For a more private option, you can now rent our Club Chalet in the nearby village of Rougemont. The three-hundred-year-old farmhouse was completely renovated by our team this year and is open for bookings this winter season.
Where to Eat
Rössli in Feuterosey is one of Gstaad’s longest-standing restaurants, which has been owned by the Reichenbach family since 1919. And its signature dish? A legendary poached trout, which it still serves to this day. We also recommend the wiener schnitzel, eaten ideally on its beautiful terrace on a sunny winter’s day.
The Olden is a meeting place for bons vivants and gourmets. No expense is spared in serving you the most delicious and finest highlights of international cuisine. P.S. Don't look at the bill!
Restaurant Sonnenhof on top of Saanen offers some of the best cuisine in the valley and a wonderful terrace.
Le Cerf, Rougemont: Not far away in the French-speaking part of the Gstaad Valley you will find the exceptionally pretty village of Rougemont. In the heart of it is Le Cerf, a wonderfully cozy and authentic spot with a hearty menu and, as locals would have it, the best fondue and raclette, in the Alps. Get the Edgard fondue and finish off with wood-fired meringues with double alpine cream.
16, Saanen is my personal favourite restaurant. Order the Côte de Boeuf. They have an excellent wine list as well. Ask for Simon.
Pay a visit to the town butcher. Farmer Metzg (Saalistrasse 17) is a local butcher that has incredible meats. The owners have owned the farm nearby — and have been running this business — for decades.
And then there is Pernet (Promenade 75), an incredible upscale gourmet food market. It has a lot of locally made and produced products — caviar, fish, produce, crisps, and cookies.
Don't miss a visit to Casa Gstaad, an interior design studio and showroom founded by Antonia Crespí that brings together an Alpine way of life with sophisticated, modern design. Hosting selected galleries, designers, and artists to showcase their projects in the chalet.

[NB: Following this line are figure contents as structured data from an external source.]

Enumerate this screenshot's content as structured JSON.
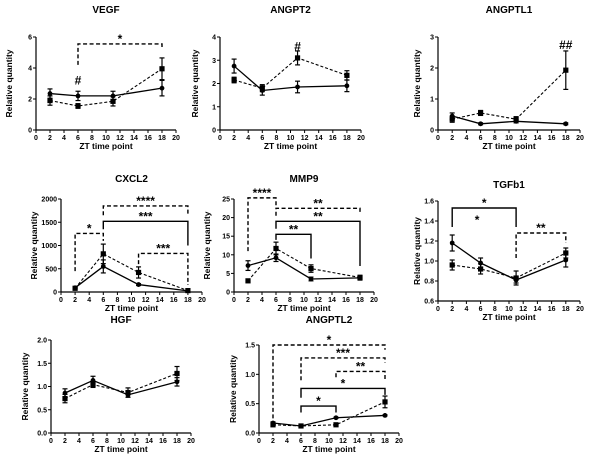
{
  "chart_data": [
    {
      "type": "line",
      "title": "VEGF",
      "xlabel": "ZT time point",
      "ylabel": "Relative quantity",
      "xlim": [
        0,
        20
      ],
      "ylim": [
        0,
        6
      ],
      "xticks": [
        0,
        2,
        4,
        6,
        8,
        10,
        12,
        14,
        16,
        18,
        20
      ],
      "yticks": [
        "0",
        "2",
        "4",
        "6"
      ],
      "yticks_values": [
        0,
        2,
        4,
        6
      ],
      "series": [
        {
          "name": "solid",
          "style": "solid",
          "marker": "circle",
          "x": [
            2,
            6,
            11,
            18
          ],
          "y": [
            2.35,
            2.2,
            2.2,
            2.7
          ],
          "err": [
            0.3,
            0.3,
            0.3,
            0.5
          ]
        },
        {
          "name": "dashed",
          "style": "dashed",
          "marker": "square",
          "x": [
            2,
            6,
            11,
            18
          ],
          "y": [
            1.9,
            1.55,
            1.85,
            3.95
          ],
          "err": [
            0.3,
            0.15,
            0.3,
            0.7
          ]
        }
      ],
      "brackets": [
        {
          "x1": 6,
          "x2": 18,
          "y": 5.55,
          "label": "*",
          "style": "dashed",
          "leg1": 4.2,
          "leg2": 5.2
        }
      ],
      "hashes": [
        {
          "x": 6,
          "y": 3.2,
          "label": "#"
        }
      ]
    },
    {
      "type": "line",
      "title": "ANGPT2",
      "xlabel": "ZT time point",
      "ylabel": "Relative quantity",
      "xlim": [
        0,
        20
      ],
      "ylim": [
        0,
        4
      ],
      "xticks": [
        0,
        2,
        4,
        6,
        8,
        10,
        12,
        14,
        16,
        18,
        20
      ],
      "yticks": [
        "0",
        "1",
        "2",
        "3",
        "4"
      ],
      "yticks_values": [
        0,
        1,
        2,
        3,
        4
      ],
      "series": [
        {
          "name": "solid",
          "style": "solid",
          "marker": "circle",
          "x": [
            2,
            6,
            11,
            18
          ],
          "y": [
            2.75,
            1.7,
            1.85,
            1.9
          ],
          "err": [
            0.3,
            0.2,
            0.25,
            0.25
          ]
        },
        {
          "name": "dashed",
          "style": "dashed",
          "marker": "square",
          "x": [
            2,
            6,
            11,
            18
          ],
          "y": [
            2.15,
            1.8,
            3.1,
            2.35
          ],
          "err": [
            0.12,
            0.15,
            0.3,
            0.2
          ]
        }
      ],
      "brackets": [],
      "hashes": [
        {
          "x": 11,
          "y": 3.6,
          "label": "#"
        }
      ]
    },
    {
      "type": "line",
      "title": "ANGPTL1",
      "xlabel": "ZT time point",
      "ylabel": "Relative quantity",
      "xlim": [
        0,
        20
      ],
      "ylim": [
        0,
        3
      ],
      "xticks": [
        0,
        2,
        4,
        6,
        8,
        10,
        12,
        14,
        16,
        18,
        20
      ],
      "yticks": [
        "0",
        "1",
        "2",
        "3"
      ],
      "yticks_values": [
        0,
        1,
        2,
        3
      ],
      "series": [
        {
          "name": "solid",
          "style": "solid",
          "marker": "circle",
          "x": [
            2,
            6,
            11,
            18
          ],
          "y": [
            0.45,
            0.2,
            0.28,
            0.2
          ],
          "err": [
            0.1,
            0.03,
            0.05,
            0.03
          ]
        },
        {
          "name": "dashed",
          "style": "dashed",
          "marker": "square",
          "x": [
            2,
            6,
            11,
            18
          ],
          "y": [
            0.35,
            0.55,
            0.35,
            1.93
          ],
          "err": [
            0.1,
            0.08,
            0.08,
            0.62
          ]
        }
      ],
      "brackets": [],
      "hashes": [
        {
          "x": 18,
          "y": 2.75,
          "label": "##"
        }
      ]
    },
    {
      "type": "line",
      "title": "CXCL2",
      "xlabel": "ZT time point",
      "ylabel": "Relative quantity",
      "xlim": [
        0,
        20
      ],
      "ylim": [
        0,
        2000
      ],
      "xticks": [
        0,
        2,
        4,
        6,
        8,
        10,
        12,
        14,
        16,
        18,
        20
      ],
      "yticks": [
        "0",
        "500",
        "1000",
        "1500",
        "2000"
      ],
      "yticks_values": [
        0,
        500,
        1000,
        1500,
        2000
      ],
      "series": [
        {
          "name": "solid",
          "style": "solid",
          "marker": "circle",
          "x": [
            2,
            6,
            11,
            18
          ],
          "y": [
            90,
            550,
            160,
            25
          ],
          "err": [
            15,
            140,
            20,
            5
          ]
        },
        {
          "name": "dashed",
          "style": "dashed",
          "marker": "square",
          "x": [
            2,
            6,
            11,
            18
          ],
          "y": [
            80,
            820,
            420,
            30
          ],
          "err": [
            15,
            210,
            120,
            5
          ]
        }
      ],
      "brackets": [
        {
          "x1": 6,
          "x2": 18,
          "y": 1850,
          "label": "****",
          "style": "dashed",
          "leg1": 1650,
          "leg2": 1650
        },
        {
          "x1": 6,
          "x2": 18,
          "y": 1520,
          "label": "***",
          "style": "solid",
          "leg1": 1350,
          "leg2": 1000
        },
        {
          "x1": 2,
          "x2": 6,
          "y": 1260,
          "label": "*",
          "style": "dashed",
          "leg1": 450,
          "leg2": 1100
        },
        {
          "x1": 11,
          "x2": 18,
          "y": 830,
          "label": "***",
          "style": "dashed",
          "leg1": 600,
          "leg2": 150
        }
      ],
      "hashes": []
    },
    {
      "type": "line",
      "title": "MMP9",
      "xlabel": "ZT time point",
      "ylabel": "Relative quantity",
      "xlim": [
        0,
        20
      ],
      "ylim": [
        0,
        25
      ],
      "xticks": [
        0,
        2,
        4,
        6,
        8,
        10,
        12,
        14,
        16,
        18,
        20
      ],
      "yticks": [
        "0",
        "5",
        "10",
        "15",
        "20",
        "25"
      ],
      "yticks_values": [
        0,
        5,
        10,
        15,
        20,
        25
      ],
      "series": [
        {
          "name": "solid",
          "style": "solid",
          "marker": "circle",
          "x": [
            2,
            6,
            11,
            18
          ],
          "y": [
            7.1,
            9.2,
            3.5,
            3.8
          ],
          "err": [
            1.3,
            1.0,
            0.5,
            0.6
          ]
        },
        {
          "name": "dashed",
          "style": "dashed",
          "marker": "square",
          "x": [
            2,
            6,
            11,
            18
          ],
          "y": [
            3.0,
            11.7,
            6.3,
            3.9
          ],
          "err": [
            0.3,
            1.7,
            1.0,
            0.6
          ]
        }
      ],
      "brackets": [
        {
          "x1": 2,
          "x2": 6,
          "y": 25.3,
          "label": "****",
          "style": "dashed",
          "leg1": 11,
          "leg2": 23
        },
        {
          "x1": 6,
          "x2": 18,
          "y": 22.5,
          "label": "**",
          "style": "dashed",
          "leg1": 20.5,
          "leg2": 21
        },
        {
          "x1": 6,
          "x2": 18,
          "y": 19.0,
          "label": "**",
          "style": "solid",
          "leg1": 17,
          "leg2": 7
        },
        {
          "x1": 6,
          "x2": 11,
          "y": 15.5,
          "label": "**",
          "style": "solid",
          "leg1": 14,
          "leg2": 9
        }
      ],
      "hashes": []
    },
    {
      "type": "line",
      "title": "TGFb1",
      "xlabel": "ZT time point",
      "ylabel": "Relative quantity",
      "xlim": [
        0,
        20
      ],
      "ylim": [
        0.6,
        1.6
      ],
      "xticks": [
        0,
        2,
        4,
        6,
        8,
        10,
        12,
        14,
        16,
        18,
        20
      ],
      "yticks": [
        "0.6",
        "0.8",
        "1.0",
        "1.2",
        "1.4",
        "1.6"
      ],
      "yticks_values": [
        0.6,
        0.8,
        1.0,
        1.2,
        1.4,
        1.6
      ],
      "series": [
        {
          "name": "solid",
          "style": "solid",
          "marker": "circle",
          "x": [
            2,
            6,
            11,
            18
          ],
          "y": [
            1.18,
            0.98,
            0.81,
            1.01
          ],
          "err": [
            0.08,
            0.05,
            0.03,
            0.07
          ]
        },
        {
          "name": "dashed",
          "style": "dashed",
          "marker": "square",
          "x": [
            2,
            6,
            11,
            18
          ],
          "y": [
            0.96,
            0.92,
            0.83,
            1.08
          ],
          "err": [
            0.05,
            0.05,
            0.07,
            0.05
          ]
        }
      ],
      "brackets": [
        {
          "x1": 2,
          "x2": 11,
          "y": 1.53,
          "label": "*",
          "style": "solid",
          "leg1": 1.34,
          "leg2": 1.34
        },
        {
          "x1": 11,
          "x2": 18,
          "y": 1.28,
          "label": "**",
          "style": "dashed",
          "leg1": 1.03,
          "leg2": 1.18
        }
      ],
      "extra_marks": [
        {
          "x": 5.5,
          "y": 1.43,
          "label": "*"
        }
      ],
      "hashes": []
    },
    {
      "type": "line",
      "title": "HGF",
      "xlabel": "ZT time point",
      "ylabel": "Relative quantity",
      "xlim": [
        0,
        20
      ],
      "ylim": [
        0,
        2.0
      ],
      "xticks": [
        0,
        2,
        4,
        6,
        8,
        10,
        12,
        14,
        16,
        18,
        20
      ],
      "yticks": [
        "0.0",
        "0.5",
        "1.0",
        "1.5",
        "2.0"
      ],
      "yticks_values": [
        0,
        0.5,
        1.0,
        1.5,
        2.0
      ],
      "series": [
        {
          "name": "solid",
          "style": "solid",
          "marker": "circle",
          "x": [
            2,
            6,
            11,
            18
          ],
          "y": [
            0.86,
            1.13,
            0.82,
            1.1
          ],
          "err": [
            0.09,
            0.09,
            0.05,
            0.09
          ]
        },
        {
          "name": "dashed",
          "style": "dashed",
          "marker": "square",
          "x": [
            2,
            6,
            11,
            18
          ],
          "y": [
            0.74,
            1.04,
            0.87,
            1.28
          ],
          "err": [
            0.09,
            0.06,
            0.1,
            0.15
          ]
        }
      ],
      "brackets": [],
      "hashes": []
    },
    {
      "type": "line",
      "title": "ANGPTL2",
      "xlabel": "ZT time point",
      "ylabel": "Relative quantity",
      "xlim": [
        0,
        20
      ],
      "ylim": [
        0,
        1.5
      ],
      "xticks": [
        0,
        2,
        4,
        6,
        8,
        10,
        12,
        14,
        16,
        18,
        20
      ],
      "yticks": [
        "0.0",
        "0.5",
        "1.0",
        "1.5"
      ],
      "yticks_values": [
        0,
        0.5,
        1.0,
        1.5
      ],
      "series": [
        {
          "name": "solid",
          "style": "solid",
          "marker": "circle",
          "x": [
            2,
            6,
            11,
            18
          ],
          "y": [
            0.17,
            0.12,
            0.26,
            0.3
          ],
          "err": [
            0.02,
            0.01,
            0.01,
            0.01
          ]
        },
        {
          "name": "dashed",
          "style": "dashed",
          "marker": "square",
          "x": [
            2,
            6,
            11,
            18
          ],
          "y": [
            0.14,
            0.12,
            0.14,
            0.53
          ],
          "err": [
            0.03,
            0.02,
            0.02,
            0.1
          ]
        }
      ],
      "brackets": [
        {
          "x1": 2,
          "x2": 18,
          "y": 1.5,
          "label": "*",
          "style": "dashed",
          "leg1": 0.25,
          "leg2": 1.42
        },
        {
          "x1": 6,
          "x2": 18,
          "y": 1.28,
          "label": "***",
          "style": "dashed",
          "leg1": 0.9,
          "leg2": 1.2
        },
        {
          "x1": 11,
          "x2": 18,
          "y": 1.05,
          "label": "**",
          "style": "dashed",
          "leg1": 0.95,
          "leg2": 0.9
        },
        {
          "x1": 6,
          "x2": 18,
          "y": 0.76,
          "label": "*",
          "style": "solid",
          "leg1": 0.6,
          "leg2": 0.65
        },
        {
          "x1": 6,
          "x2": 11,
          "y": 0.46,
          "label": "*",
          "style": "solid",
          "leg1": 0.35,
          "leg2": 0.35
        }
      ],
      "hashes": []
    }
  ]
}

There are spectacular hikes and the scenery is breathtaking everywhere you look. This part of Switzerland is famous for its beautiful Alpine lakes, such as Arnensee. The water is cold but a dip in summer is super refreshing - or you can rent a boat to bomb around in. There are endless different hiking routes to take, and always discover beautiful new chalets or vegetable gardens each time.
Neighboring and super picturesque Saanen is where the locals live and shop and where you can also find my favorite tailor, Zwahlen-Hüni, they carry the best Jankerl.
Gstaad Packing List
Dress in Après-Ski casuals: Ralph Lauren Double RL & elegantly understated Cashmere. Fusalp & Dr. Barbara Sturm Sun Drops when hitting the slopes.
When to Go
Every season here is beautiful in its way. I love fall, summer, and winter. Spring skiing at the Glacier is exciting too.
How to Get to Gstaad
The best way to get around is always by train. No matter where you go, most Swiss villages (such as Gstaad, Saanen, Rougemont, Schönried, and Saanenmöser) are connected to the Swiss Railway. It’s a journey back in time; some trains are vintage and wooden and have a feeling of old-world glamour. Gstaad is about a 2h drive from Geneva (3h by train) and a 2 1/2h drive from Zurich (4h by train).